Your cover letter is the first introduction your new employer often receives. It is normal to take inspiration from your resume and summarize your skills into neat and concise paragraphs. Both items ideally are meant to highlight your accomplishments and showcase you as the perfect candidate for the job. However, it is essential not to mirror one another completely and making them sound identical is a waste of time.
Avoid making your cover letter sound like another version of your resume. Revise your approach if you find this happening. Here are some specific tips you can take to help your cover letter shine above the rest of the competition.
Focus on Key Professional Accomplishments
You never want your resume to be longer than a single page. It is essential to format things correctly to avoid having the entire thing tossed out by an exhausted hiring manager. You are not left with tons of room to dive into details-leave this for your cover letter.
Utilize your resume to highlight key features about your experience and why you are qualified for this job. Expand on your skills to show how they align with the specific job requirements of this position.
Use your cover letter to tell a story that is specifically tailored to why you are an ideal candidate for this position. You can use bullet points on your resume to highlight key features and then rely on your cover letter to deliver more details.
Research the Business ahead of time
Use your resources to do a little homework and conduct some additional research. When you have an idea of the challenges the business faces, its' needs and its culture you will be able to offer solutions and inject ideas into your cover letter.
What is your Story?
Did you know that on average, corporate job openings may receive up to 300+ resumes? If you want to set yourself above the pack, you need to bring your creativity to the table. Experiment with storytelling through your cover letter to answer these questions, "Why do I want this job? Why am I perfect for this position?"
Ask yourself why you really want this role. Is it a dream opportunity you have sought after for years? Are you applying to a place you have looked up to? Are you inspired by the company's slogan or the role they play in the community? The more you can personalize your cover letter and avoid sounding like a robot, the better off you will be. Think about what you can bring to the table and showcase your skills.

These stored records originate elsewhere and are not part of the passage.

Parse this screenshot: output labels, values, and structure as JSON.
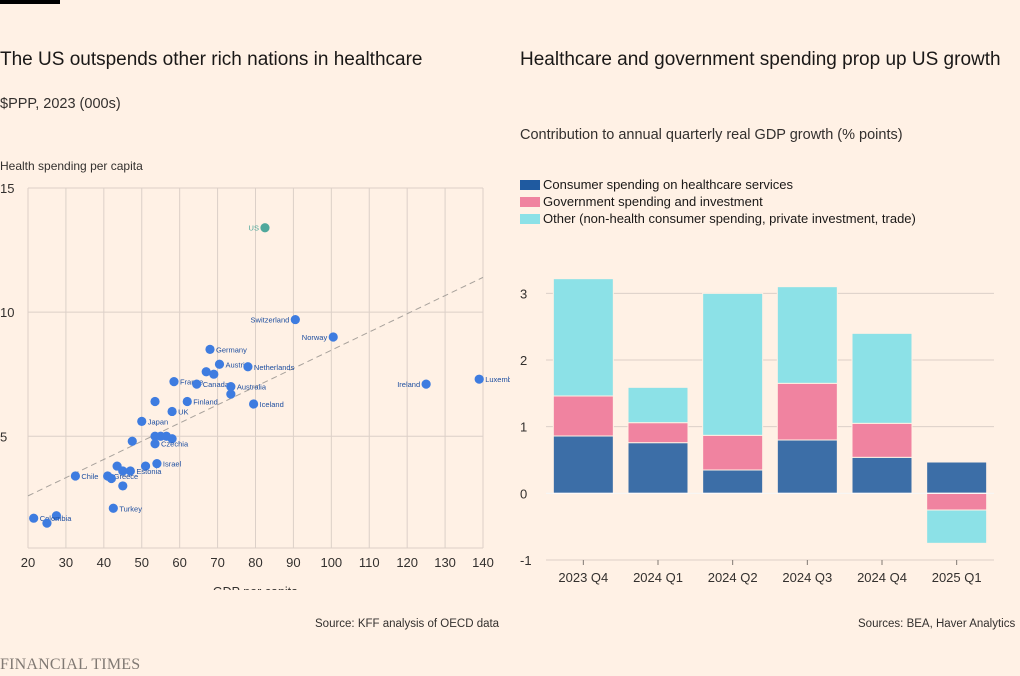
{
  "brand": "FINANCIAL TIMES",
  "colors": {
    "background": "#fff1e5",
    "dot": "#3e7ce0",
    "us_dot": "#4fa89c",
    "healthcare": "#3c6ea7",
    "government": "#f083a0",
    "other": "#8ce1e7"
  },
  "chart_data": [
    {
      "type": "scatter",
      "title": "The US outspends other rich nations in healthcare",
      "subtitle": "$PPP, 2023 (000s)",
      "xlabel": "GDP per capita",
      "ylabel": "Health spending per capita",
      "xlim": [
        20,
        140
      ],
      "ylim": [
        0.5,
        15
      ],
      "xticks": [
        20,
        30,
        40,
        50,
        60,
        70,
        80,
        90,
        100,
        110,
        120,
        130,
        140
      ],
      "yticks": [
        5,
        10,
        15
      ],
      "grid": true,
      "trendline": {
        "style": "dashed",
        "from": [
          20,
          2.6
        ],
        "to": [
          140,
          11.4
        ]
      },
      "source": "Source: KFF analysis of OECD data",
      "points": [
        {
          "label": "US",
          "x": 82.5,
          "y": 13.4,
          "highlight": true
        },
        {
          "label": "Switzerland",
          "x": 90.5,
          "y": 9.7
        },
        {
          "label": "Norway",
          "x": 100.5,
          "y": 9.0
        },
        {
          "label": "Luxembourg",
          "x": 139,
          "y": 7.3
        },
        {
          "label": "Ireland",
          "x": 125,
          "y": 7.1
        },
        {
          "label": "Germany",
          "x": 68,
          "y": 8.5
        },
        {
          "label": "Austria",
          "x": 70.5,
          "y": 7.9
        },
        {
          "label": "Netherlands",
          "x": 78,
          "y": 7.8
        },
        {
          "label": "",
          "x": 67,
          "y": 7.6
        },
        {
          "label": "",
          "x": 69,
          "y": 7.5
        },
        {
          "label": "France",
          "x": 58.5,
          "y": 7.2
        },
        {
          "label": "Canada",
          "x": 64.5,
          "y": 7.1
        },
        {
          "label": "Australia",
          "x": 73.5,
          "y": 7.0
        },
        {
          "label": "",
          "x": 73.5,
          "y": 6.7
        },
        {
          "label": "Finland",
          "x": 62,
          "y": 6.4
        },
        {
          "label": "Iceland",
          "x": 79.5,
          "y": 6.3
        },
        {
          "label": "",
          "x": 53.5,
          "y": 6.4
        },
        {
          "label": "UK",
          "x": 58,
          "y": 6.0
        },
        {
          "label": "Japan",
          "x": 50,
          "y": 5.6
        },
        {
          "label": "",
          "x": 53.5,
          "y": 5.0
        },
        {
          "label": "",
          "x": 55,
          "y": 5.0
        },
        {
          "label": "",
          "x": 56.5,
          "y": 5.0
        },
        {
          "label": "",
          "x": 58,
          "y": 4.9
        },
        {
          "label": "Czechia",
          "x": 53.5,
          "y": 4.7
        },
        {
          "label": "",
          "x": 47.5,
          "y": 4.8
        },
        {
          "label": "Israel",
          "x": 54,
          "y": 3.9
        },
        {
          "label": "",
          "x": 51,
          "y": 3.8
        },
        {
          "label": "",
          "x": 43.5,
          "y": 3.8
        },
        {
          "label": "Estonia",
          "x": 47,
          "y": 3.6
        },
        {
          "label": "",
          "x": 45,
          "y": 3.6
        },
        {
          "label": "Greece",
          "x": 41,
          "y": 3.4
        },
        {
          "label": "",
          "x": 42,
          "y": 3.3
        },
        {
          "label": "Chile",
          "x": 32.5,
          "y": 3.4
        },
        {
          "label": "",
          "x": 45,
          "y": 3.0
        },
        {
          "label": "Turkey",
          "x": 42.5,
          "y": 2.1
        },
        {
          "label": "",
          "x": 27.5,
          "y": 1.8
        },
        {
          "label": "Colombia",
          "x": 21.5,
          "y": 1.7
        },
        {
          "label": "",
          "x": 25,
          "y": 1.5
        }
      ]
    },
    {
      "type": "bar",
      "stacked": true,
      "title": "Healthcare and government spending prop up US growth",
      "subtitle": "Contribution to annual quarterly real GDP growth (% points)",
      "categories": [
        "2023 Q4",
        "2024 Q1",
        "2024 Q2",
        "2024 Q3",
        "2024 Q4",
        "2025 Q1"
      ],
      "ylim": [
        -1,
        3.2
      ],
      "yticks": [
        -1,
        0,
        1,
        2,
        3
      ],
      "legend_position": "top-left",
      "source": "Sources: BEA, Haver Analytics",
      "series": [
        {
          "name": "Consumer spending on healthcare services",
          "color": "#3c6ea7",
          "values": [
            0.86,
            0.76,
            0.35,
            0.8,
            0.54,
            0.47
          ]
        },
        {
          "name": "Government spending and investment",
          "color": "#f083a0",
          "values": [
            0.6,
            0.3,
            0.52,
            0.85,
            0.51,
            -0.25
          ]
        },
        {
          "name": "Other (non-health consumer spending, private investment, trade)",
          "color": "#8ce1e7",
          "values": [
            1.76,
            0.53,
            2.13,
            1.45,
            1.35,
            -0.5
          ]
        }
      ]
    }
  ]
}
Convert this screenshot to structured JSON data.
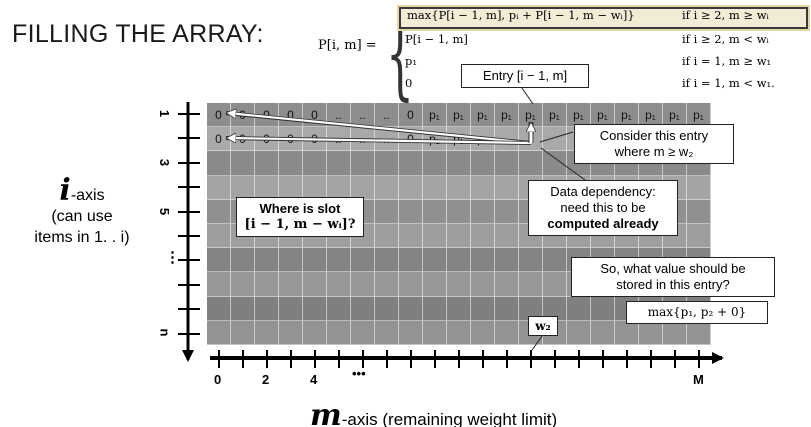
{
  "title": "FILLING THE ARRAY:",
  "recurrence": {
    "lhs": "P[i, m] =",
    "cases": [
      {
        "expr": "max{P[i − 1, m], pᵢ + P[i − 1, m − wᵢ]}",
        "cond": "if i ≥ 2, m ≥ wᵢ"
      },
      {
        "expr": "P[i − 1, m]",
        "cond": "if i ≥ 2, m < wᵢ"
      },
      {
        "expr": "p₁",
        "cond": "if i = 1, m ≥ w₁"
      },
      {
        "expr": "0",
        "cond": "if i = 1, m < w₁."
      }
    ]
  },
  "grid": {
    "row1": [
      "0",
      "0",
      "0",
      "0",
      "0",
      "..",
      "..",
      "..",
      "0",
      "p₁",
      "p₁",
      "p₁",
      "p₁",
      "p₁",
      "p₁",
      "p₁",
      "p₁",
      "p₁",
      "p₁",
      "p₁",
      "p₁"
    ],
    "row2": [
      "0",
      "0",
      "0",
      "0",
      "0",
      "..",
      "..",
      "..",
      "0",
      "p₁",
      "p₁",
      "p₁",
      "",
      "",
      "",
      "",
      "",
      "",
      "",
      "",
      ""
    ],
    "row_shades": [
      "#8d8d8d",
      "#a9a9a9",
      "#8a8a8a",
      "#a4a4a4",
      "#909090",
      "#9e9e9e",
      "#838383",
      "#979797",
      "#7f7f7f",
      "#939393"
    ]
  },
  "callouts": {
    "entry_label": "Entry [i − 1, m]",
    "consider": {
      "line1": "Consider this entry",
      "line2": "where m ≥ w₂"
    },
    "dependency": {
      "line1": "Data dependency:",
      "line2": "need this to be",
      "line3": "computed already"
    },
    "where_slot": {
      "line1": "Where is slot",
      "line2": "[i − 1, m − wᵢ]?"
    },
    "question": {
      "line1": "So, what value should be",
      "line2": "stored in this entry?"
    },
    "answer": "max{p₁, p₂ + 0}",
    "w2": "w₂"
  },
  "x_axis": {
    "ticks": [
      "0",
      "2",
      "4",
      "•••",
      "M"
    ],
    "label_symbol": "m",
    "label_text": "-axis (remaining weight limit)"
  },
  "y_axis": {
    "ticks": [
      "1",
      "3",
      "5",
      "⋮",
      "n"
    ],
    "label_symbol": "i",
    "label_text": "-axis",
    "label_line2": "(can use",
    "label_line3": "items in 1. . i)"
  },
  "colors": {
    "arrow": "#ffffff",
    "axis": "#000000",
    "box_highlight": "#e4d7a6"
  }
}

Express your passion and don't be afraid to show off some personality in your cover letter. You want to connect to the company and the role in a strategic fashion. Show that you have done your research and you are familiar with the corporate culture. Stay specific and don't ramble on. Enjoy the chance to show why you would make a great fit for the team.
Utilize your cover letter to elaborate on the bullet points you mentioned in your resume. Create a specific narrative to detail your experience. Use words including "managed," "negotiated," "trained," and "launched," to showcase your skills and assets. Leave out the over-used phrases like "team player," and "hard worker," as they mean nothing if you don't provide the results to back them up. Focus on business goals that you achieved before and which roles you played on teams in the past.
Cover Key Requirements
Look at the job description for clues. You want to tailor your resume and cover letter to match your qualifications and experience with what they are seeking. What kind of skills can you bring to the table? How does your previous experience make you an excellent candidate for this job?
Highlight your Transferrable Skills
Don't undersell yourself if your experience doesn't completely hit the mark. Instead, focus on your transferable skills including active listening, problem-solving, conflict resolution, leadership, and time management skills. There is a great chance that many of the responsibilities and tasks you completed in your last job can be translated to the job you are applying for.
Quantify your Achievements
Deliver the details regarding how large of a team you have managed, what kind of project and its' scale have you completed, how much money have you saved an organization, etc. Offer the details to prove that you can deliver results.
Additional things to Consider
There are always some final touches you don't want to forget when formatting your resume and cover letter. Ensure both documents complement one another with matching fonts and identical layouts. There are many free templates available online if you feel stuck or are seeking an upgrade to the standard format you have relied on up until now.
Take the time to find out the hiring manager’s name and address your cover letter accordingly. Avoid the standard "To Whom It May Concern," and opt to personalize your correspondence instead. This also proves that you took the time to do your research. If you cannot clearly determine the hiring manager's name from a website, etc., consider calling the human resources department to find the appropriate person.
Spelling and grammar are exceedingly vital regardless of which job you are applying for. Take the time to use spellcheck or Grammarly and have a family member or friend proofread for you to ensure that you are on point.
Lastly, remember that recruiters are only going to spend roughly 6 seconds reviewing the resume. Delete unnecessary words and be concise. Stick to one page for your cover letter and your resume.